Astonishing announcement: RDA goes 2.0

As a result of a meeting at the British Library on April 30 and May 1, it has been announced that RDA and Dublin Core communities will work together in the following ways:

  • develop a formal RDA Element vocabulary (probably following the DC Abstract Model)
  • develop an application profile of RDA for Dublin Core using FRBR and FRAD
  • use RDF and SKOS to disclose RDA vocabularies (see Diane Hillmann's work on this)
The document lists the "benefits" as:
  • the library community gets a metadata standard that is compatible with the Web Architecture and that is fully interoperable with other Semantic Web initiatives
  • the DCMI community gets a libraries application profile firmly based on the DCAM and FRBR (which will be a high profile exemplar for others to follow)
  • the Semantic Web community get a significant pool of well thought-out metadata terms to re-use
  • there is wider uptake of RDA
So it appears that the call for a modernization of the library approach to metadata has been heard. What does all of this mean? Diane Hillmann was at the meeting, and I asked her the following questions:

KC: What does it mean that there will be a "formal RDA Element vocabulary?"
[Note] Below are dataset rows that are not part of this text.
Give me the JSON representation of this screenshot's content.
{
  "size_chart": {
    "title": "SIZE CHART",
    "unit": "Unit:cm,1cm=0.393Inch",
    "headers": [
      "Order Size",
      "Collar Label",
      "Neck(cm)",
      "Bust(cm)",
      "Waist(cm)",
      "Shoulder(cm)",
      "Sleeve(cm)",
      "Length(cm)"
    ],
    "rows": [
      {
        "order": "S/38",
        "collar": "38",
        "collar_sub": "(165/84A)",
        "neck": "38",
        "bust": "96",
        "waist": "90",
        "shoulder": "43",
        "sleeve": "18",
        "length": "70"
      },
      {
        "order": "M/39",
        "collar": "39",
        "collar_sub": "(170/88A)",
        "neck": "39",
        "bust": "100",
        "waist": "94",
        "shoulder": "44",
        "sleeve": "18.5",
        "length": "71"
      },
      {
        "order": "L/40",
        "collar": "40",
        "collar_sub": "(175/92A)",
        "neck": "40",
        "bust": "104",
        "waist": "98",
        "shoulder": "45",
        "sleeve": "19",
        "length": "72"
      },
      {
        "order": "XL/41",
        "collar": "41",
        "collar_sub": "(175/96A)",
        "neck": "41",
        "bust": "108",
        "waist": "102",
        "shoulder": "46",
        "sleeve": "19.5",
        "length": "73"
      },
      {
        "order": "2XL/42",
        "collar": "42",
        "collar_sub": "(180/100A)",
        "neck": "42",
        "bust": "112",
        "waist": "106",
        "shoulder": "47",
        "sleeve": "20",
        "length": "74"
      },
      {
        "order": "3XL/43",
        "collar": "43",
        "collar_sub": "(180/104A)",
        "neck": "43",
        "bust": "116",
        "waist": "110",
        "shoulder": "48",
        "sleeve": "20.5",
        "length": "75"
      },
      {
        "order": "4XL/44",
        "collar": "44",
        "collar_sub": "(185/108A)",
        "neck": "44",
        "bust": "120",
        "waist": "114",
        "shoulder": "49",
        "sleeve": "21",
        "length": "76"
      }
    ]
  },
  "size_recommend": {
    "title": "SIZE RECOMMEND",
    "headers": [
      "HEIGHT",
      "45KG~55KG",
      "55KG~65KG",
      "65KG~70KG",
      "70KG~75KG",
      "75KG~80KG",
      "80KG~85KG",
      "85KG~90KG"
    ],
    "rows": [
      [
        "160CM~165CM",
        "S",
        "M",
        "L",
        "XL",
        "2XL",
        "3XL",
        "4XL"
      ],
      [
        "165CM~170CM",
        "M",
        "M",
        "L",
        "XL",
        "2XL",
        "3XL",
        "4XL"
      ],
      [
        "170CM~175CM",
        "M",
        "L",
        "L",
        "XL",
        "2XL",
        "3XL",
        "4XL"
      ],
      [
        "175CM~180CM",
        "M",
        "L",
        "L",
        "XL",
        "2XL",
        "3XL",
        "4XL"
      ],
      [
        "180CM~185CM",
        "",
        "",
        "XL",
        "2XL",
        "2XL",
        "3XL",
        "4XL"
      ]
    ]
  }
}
D: It will look something like the Dublin Core registered terms. They will be both human readable (as displayed in a browser) and machine readable (in a format like RDF). Try clicking on this link, and you can see on the right the different machine-readable formats.

KC: What happens now to the "tome" that has been developed through the RDA process?

D: The "instructions" as we see them in the RDA documentation, will not be affected. The element vocabulary, the formal vocabulary, will be separated out, and the documentation will point to the formal vocabulary terms. Many users of the documentation will not see the formal element vocabulary and may not know that it exists. The vocabulary, however, will be behind the online tools that are being created. This will make it easier to create a system that allows people to click on a term and get a definition or to see the related hierarchy.

Having the formal vocabulary means that there can be a testbed for the many and complex relationships that are being expressed in RDA, FRBR and FRAD.

KC: How is this going to be accomplished? It looks like a lot of work.

D: There will be an effort to find funding to accomplish this, but the work itself will be done with the combined efforts of the RDA and Dublin Core communities. Some of the work, such as the RDA vocabularies, is already begun.

This is nothing short of revolutionary, at least in comparison to where we started in the late 1990's on a revision of AACR2. Imagine a library that is seamlessly integrated with the semantic web.... we seem to be on our way.